5 LITERATURRECHERCHE: Wissenschaftliche Einordnung der Trainingsmethodik anhand von Studien zu Krafttraining und Stoffwechseleffekten.
Schlüsselwörter
Trainingslehre, Krafttraining, ILB-Methode, Muskelaufbau, Gewichtsreduktion, Superkompensation, Hypertrophie, Makrozyklus, Mesozyklus, Leistungssteigerung, Ganzkörpertraining, Periodisierung, Diagnostik, Stoffwechsel, Kraftausdauer.
Häufig gestellte Fragen
Worum geht es in dieser Arbeit grundsätzlich?
Die Arbeit befasst sich mit der Erstellung eines systematischen Trainingsplans für einen 20-jährigen Auszubildenden unter Anwendung sportwissenschaftlicher Prinzipien.
Welche zentralen Themenfelder werden behandelt?
Die Schwerpunkte liegen auf der sportmedizinischen Diagnose, der methodischen Trainingsplanung, der Periodisierung von Trainingszyklen und der Dokumentation der Leistungsentwicklung.
Was ist das primäre Ziel der Arbeit?
Das Hauptziel ist die Realisierung von Muskelaufbau, Körperfettreduktion und einer 10-prozentigen Kraftsteigerung innerhalb von sechs Monaten.
Welche wissenschaftliche Methode kommt zum Einsatz?
Es wird die ILB-Methode (Individuelle Leistungsbild-Methode) verwendet, um Trainingsintensitäten objektiv zu ermitteln und den Fortschritt messbar zu machen.
Was umfasst der inhaltliche Hauptteil?
Der Hauptteil gliedert sich in die Bestandsaufnahme, die Zieldefinition, die langfristige Makrozyklus-Planung sowie die detaillierte Ausarbeitung eines Mesozyklus.

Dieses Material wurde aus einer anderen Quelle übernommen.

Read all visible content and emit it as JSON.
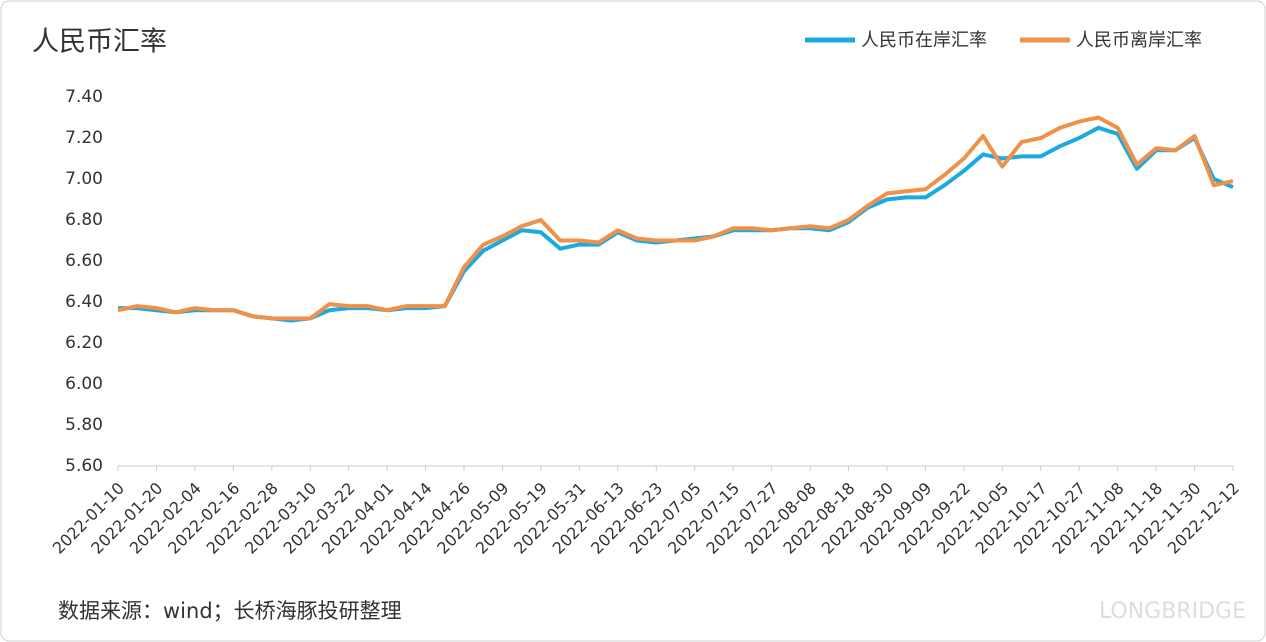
{
  "chart_data": {
    "type": "line",
    "title": "人民币汇率",
    "source": "数据来源：wind；长桥海豚投研整理",
    "brand": "LONGBRIDGE",
    "categories": [
      "2022-01-10",
      null,
      "2022-01-20",
      null,
      "2022-02-04",
      null,
      "2022-02-16",
      null,
      "2022-02-28",
      null,
      "2022-03-10",
      null,
      "2022-03-22",
      null,
      "2022-04-01",
      null,
      "2022-04-14",
      null,
      "2022-04-26",
      null,
      "2022-05-09",
      null,
      "2022-05-19",
      null,
      "2022-05-31",
      null,
      "2022-06-13",
      null,
      "2022-06-23",
      null,
      "2022-07-05",
      null,
      "2022-07-15",
      null,
      "2022-07-27",
      null,
      "2022-08-08",
      null,
      "2022-08-18",
      null,
      "2022-08-30",
      null,
      "2022-09-09",
      null,
      "2022-09-22",
      null,
      "2022-10-05",
      null,
      "2022-10-17",
      null,
      "2022-10-27",
      null,
      "2022-11-08",
      null,
      "2022-11-18",
      null,
      "2022-11-30",
      null,
      "2022-12-12"
    ],
    "series": [
      {
        "name": "人民币在岸汇率",
        "color": "#1ba9e1",
        "values": [
          6.37,
          6.37,
          6.36,
          6.35,
          6.36,
          6.36,
          6.36,
          6.33,
          6.32,
          6.31,
          6.32,
          6.36,
          6.37,
          6.37,
          6.36,
          6.37,
          6.37,
          6.38,
          6.55,
          6.65,
          6.7,
          6.75,
          6.74,
          6.66,
          6.68,
          6.68,
          6.74,
          6.7,
          6.69,
          6.7,
          6.71,
          6.72,
          6.75,
          6.75,
          6.75,
          6.76,
          6.76,
          6.75,
          6.79,
          6.86,
          6.9,
          6.91,
          6.91,
          6.97,
          7.04,
          7.12,
          7.1,
          7.11,
          7.11,
          7.16,
          7.2,
          7.25,
          7.22,
          7.05,
          7.14,
          7.14,
          7.2,
          7.0,
          6.96
        ]
      },
      {
        "name": "人民币离岸汇率",
        "color": "#f0914a",
        "values": [
          6.36,
          6.38,
          6.37,
          6.35,
          6.37,
          6.36,
          6.36,
          6.33,
          6.32,
          6.32,
          6.32,
          6.39,
          6.38,
          6.38,
          6.36,
          6.38,
          6.38,
          6.38,
          6.57,
          6.68,
          6.72,
          6.77,
          6.8,
          6.7,
          6.7,
          6.69,
          6.75,
          6.71,
          6.7,
          6.7,
          6.7,
          6.72,
          6.76,
          6.76,
          6.75,
          6.76,
          6.77,
          6.76,
          6.8,
          6.87,
          6.93,
          6.94,
          6.95,
          7.02,
          7.1,
          7.21,
          7.06,
          7.18,
          7.2,
          7.25,
          7.28,
          7.3,
          7.25,
          7.07,
          7.15,
          7.14,
          7.21,
          6.97,
          6.99
        ]
      }
    ],
    "ylim": [
      5.6,
      7.4
    ],
    "yticks": [
      {
        "value": 5.6,
        "label": "5.60"
      },
      {
        "value": 5.8,
        "label": "5.80"
      },
      {
        "value": 6,
        "label": "6.00"
      },
      {
        "value": 6.2,
        "label": "6.20"
      },
      {
        "value": 6.4,
        "label": "6.40"
      },
      {
        "value": 6.6,
        "label": "6.60"
      },
      {
        "value": 6.8,
        "label": "6.80"
      },
      {
        "value": 7,
        "label": "7.00"
      },
      {
        "value": 7.2,
        "label": "7.20"
      },
      {
        "value": 7.4,
        "label": "7.40"
      }
    ],
    "grid": false,
    "legend": "top-right"
  }
}
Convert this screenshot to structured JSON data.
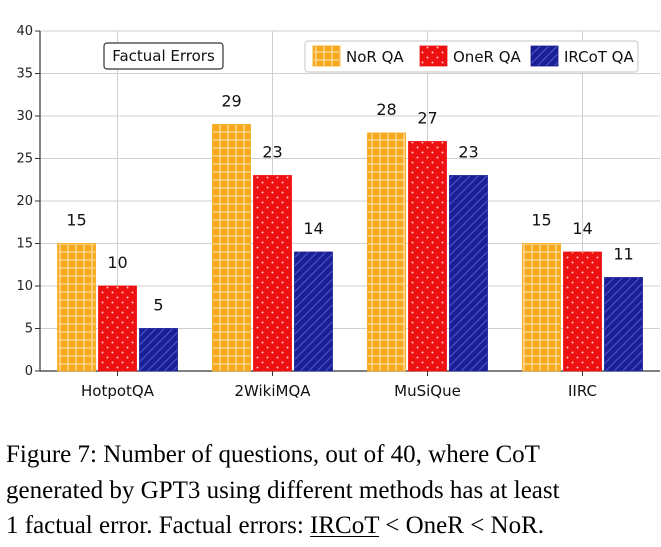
{
  "chart_data": {
    "type": "bar",
    "title": "Factual Errors",
    "categories": [
      "HotpotQA",
      "2WikiMQA",
      "MuSiQue",
      "IIRC"
    ],
    "series": [
      {
        "name": "NoR QA",
        "values": [
          15,
          29,
          28,
          15
        ],
        "color": "#f7a91d",
        "pattern": "grid"
      },
      {
        "name": "OneR QA",
        "values": [
          10,
          23,
          27,
          14
        ],
        "color": "#ee1111",
        "pattern": "dots"
      },
      {
        "name": "IRCoT QA",
        "values": [
          5,
          14,
          23,
          11
        ],
        "color": "#1a1f96",
        "pattern": "diagonal"
      }
    ],
    "ylim": [
      0,
      40
    ],
    "yticks": [
      "0",
      "5",
      "10",
      "15",
      "20",
      "25",
      "30",
      "35",
      "40"
    ],
    "xlabel": "",
    "ylabel": "",
    "grid": true,
    "legend_position": "top-right"
  },
  "caption": {
    "line1": "Figure 7: Number of questions, out of 40, where CoT",
    "line2": "generated by GPT3 using different methods has at least",
    "line3_prefix": "1 factual error. Factual errors: ",
    "line3_ircot": "IRCoT",
    "line3_mid1": " < OneR < NoR."
  }
}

Durch welche Schlüsselwörter lässt sich die Arbeit charakterisieren?
Die Arbeit ist durch Begriffe wie Krafttraining, Periodisierung, ILB-Methode, Superkompensation und Trainingssteuerung geprägt.
Warum wurde ein Ganzkörpertraining gewählt?
Da die Testperson aus beruflichen Gründen zeitlich limitiert ist und nur zweimal pro Woche trainieren kann, bietet das Ganzkörpertraining die effizienteste Möglichkeit zur Reizsetzung.
Welche Rolle spielt die Superkompensation?
Das Modell der Superkompensation dient als wissenschaftliche Begründung für die gewählten Regenerationsphasen zwischen den Trainingseinheiten, um eine Leistungssteigerung zu provozieren.
Warum wird eine Gewöhnungsphase vor dem Test empfohlen?
Die 14-tägige Phase stellt sicher, dass die Bewegungsausführung technisch korrekt ist und der Proband mit dem Trainingsgerät vertraut wird, um Testergebnisse nicht durch mangelnde Koordination zu verfälschen.